I had decided to cross the Richmond Bridge at the precise moment the sun would reflect directly off my side mirror into my eyes. It wasn't dangerous exactly, but I suddenly felt exhausted when the bright glare vanished, almost as if I'd been on a limited stipend of energy, and the extra effort in keeping vision on the road had sapped me. I ended up parking my car an absurd distance from Carla's apartment, mainly because I circled the whole street and block once and couldn't find a better spot, despite the fact that there were plenty of spots when I walked down towards her apartment. I had clearly somehow proven an incompetent parker. I felt reflexively regretful about this when I met up with Carla and her son, Mac- despite the fact that Carla has a motorized wheelchair, there's a certain melancholy in knowing your inefficient parking has inconvenienced somebody for whom transportation in general is clearly more difficult than anybody would hope.

We ended up dining at a very nice Chinese restaurant in Oakland. We ordered three different items, but Mac was the only one who really made a dent; both Carla and I seemed to be grazing through our food, each of us as deliberate as a priest weighing the pros and cons before ducking into a strip club. In truth, while I wasn't phenomenally hungry, I likely wouldn't have eaten that much even if I was. I was much too busy chatting it up with Carla and Mac, which is something I don't get to do often, exactly, although we do cross paths with a decent frequency. For the record, though, the hot and spicy tofu was still quite good.

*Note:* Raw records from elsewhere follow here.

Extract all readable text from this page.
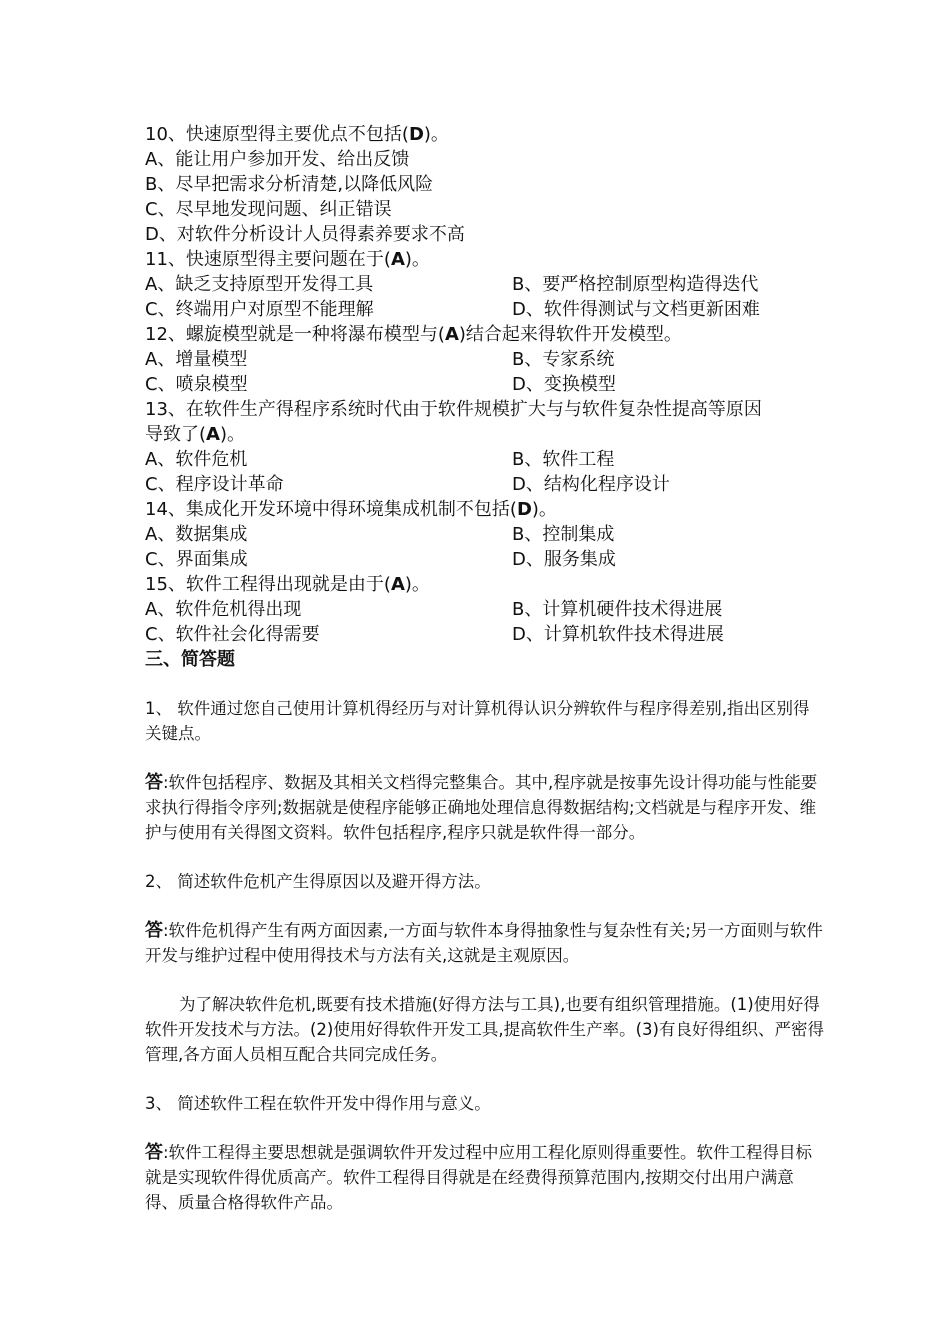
10、快速原型得主要优点不包括(D)。
A、能让用户参加开发、给出反馈
B、尽早把需求分析清楚,以降低风险
C、尽早地发现问题、纠正错误
D、对软件分析设计人员得素养要求不高
11、快速原型得主要问题在于(A)。
A、缺乏支持原型开发得工具	B、要严格控制原型构造得迭代
C、终端用户对原型不能理解	D、软件得测试与文档更新困难
12、螺旋模型就是一种将瀑布模型与(A)结合起来得软件开发模型。
A、增量模型	B、专家系统
C、喷泉模型	D、变换模型
13、在软件生产得程序系统时代由于软件规模扩大与与软件复杂性提高等原因
导致了(A)。
A、软件危机	B、软件工程
C、程序设计革命	D、结构化程序设计
14、集成化开发环境中得环境集成机制不包括(D)。
A、数据集成	B、控制集成
C、界面集成	D、服务集成
15、软件工程得出现就是由于(A)。
A、软件危机得出现	B、计算机硬件技术得进展
C、软件社会化得需要	D、计算机软件技术得进展
三、简答题
1、 软件通过您自己使用计算机得经历与对计算机得认识分辨软件与程序得差别,指出区别得关键点。
答:软件包括程序、数据及其相关文档得完整集合。其中,程序就是按事先设计得功能与性能要求执行得指令序列;数据就是使程序能够正确地处理信息得数据结构;文档就是与程序开发、维护与使用有关得图文资料。软件包括程序,程序只就是软件得一部分。
2、 简述软件危机产生得原因以及避开得方法。
答:软件危机得产生有两方面因素,一方面与软件本身得抽象性与复杂性有关;另一方面则与软件开发与维护过程中使用得技术与方法有关,这就是主观原因。
为了解决软件危机,既要有技术措施(好得方法与工具),也要有组织管理措施。(1)使用好得软件开发技术与方法。(2)使用好得软件开发工具,提高软件生产率。(3)有良好得组织、严密得管理,各方面人员相互配合共同完成任务。
3、 简述软件工程在软件开发中得作用与意义。
答:软件工程得主要思想就是强调软件开发过程中应用工程化原则得重要性。软件工程得目标就是实现软件得优质高产。软件工程得目得就是在经费得预算范围内,按期交付出用户满意得、质量合格得软件产品。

After dinner we went back to Carla's apartment, and they invited me up for a bit. I went up, had a cup of tea, and continued to shoot the shit, as they say. Mac showed me how to use the webcam on my computer, but seeing as most of my friends with webcams live within a stone's throw, I'm not sure how much use I'll get out of it. 

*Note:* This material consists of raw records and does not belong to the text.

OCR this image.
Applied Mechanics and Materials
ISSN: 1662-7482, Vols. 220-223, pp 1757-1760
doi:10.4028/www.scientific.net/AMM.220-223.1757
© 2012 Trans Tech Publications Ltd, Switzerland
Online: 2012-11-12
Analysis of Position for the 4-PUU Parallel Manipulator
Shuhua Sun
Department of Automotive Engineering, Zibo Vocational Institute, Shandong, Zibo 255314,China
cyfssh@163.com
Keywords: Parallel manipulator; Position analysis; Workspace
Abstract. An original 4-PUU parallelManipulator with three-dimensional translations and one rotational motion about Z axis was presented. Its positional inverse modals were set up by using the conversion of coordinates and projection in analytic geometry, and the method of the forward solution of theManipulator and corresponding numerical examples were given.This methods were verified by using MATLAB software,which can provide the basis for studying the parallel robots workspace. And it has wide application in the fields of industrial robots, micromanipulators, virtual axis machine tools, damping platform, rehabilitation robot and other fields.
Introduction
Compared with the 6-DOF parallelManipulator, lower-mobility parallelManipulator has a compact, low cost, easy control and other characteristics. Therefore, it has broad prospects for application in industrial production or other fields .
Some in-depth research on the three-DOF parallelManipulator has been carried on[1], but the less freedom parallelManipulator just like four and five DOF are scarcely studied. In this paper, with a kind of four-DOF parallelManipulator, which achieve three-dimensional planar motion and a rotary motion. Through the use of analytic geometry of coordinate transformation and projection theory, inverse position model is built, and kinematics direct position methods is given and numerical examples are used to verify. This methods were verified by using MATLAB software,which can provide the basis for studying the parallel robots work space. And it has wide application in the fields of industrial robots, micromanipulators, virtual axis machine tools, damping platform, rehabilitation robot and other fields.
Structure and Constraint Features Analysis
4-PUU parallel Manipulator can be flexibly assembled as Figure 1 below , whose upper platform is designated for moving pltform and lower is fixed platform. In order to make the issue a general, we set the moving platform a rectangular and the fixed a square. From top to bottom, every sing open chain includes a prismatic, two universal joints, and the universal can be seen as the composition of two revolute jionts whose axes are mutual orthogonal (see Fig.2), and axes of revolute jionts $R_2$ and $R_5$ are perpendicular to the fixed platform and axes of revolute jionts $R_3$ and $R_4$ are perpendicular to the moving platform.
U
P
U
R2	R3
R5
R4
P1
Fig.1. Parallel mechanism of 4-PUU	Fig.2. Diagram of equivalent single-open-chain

I must digress for a moment. The hard surface of the tub has begun to cramp my legs. I shifted my weight to help it a little, but I'm clearly living on borrowed (or stolen) time. My legs will soon be numb if I don't stand up...

I left Carla's at around 10:20 or so. I jetted back to my apartment where I spent another few hours chatting with friends and drinking only the finest of chilled, bottled water before they started heading to sleep. Thanks to my late start to the day, I couldn't follow their example; I found myself alarmingly untired. I continue to be. There's a guy sleeping on my couch, so I didn't want to make a ruckus in the living room. There's a roommate sleeping in my room, so clacking computer keys there isn't ideal. So here I sit, crunched into this tub, completing the self-fulfilling prophecy; I'm writing about why I'm in the tub, but the only real answer is cause I couldn't write anywhere else.

P.S. - I also read the first twenty pages of Barack Obama's The Audacity of Hope in this tub before grabbing my laptop. I bought it yesterday, along with a copy of the U.S. Constitution and an issue of SLAM magazine. I highly suggest, should you read these three things as I have, that you follow this order: Constitution, SLAM issue, Audacity. It's just better that way.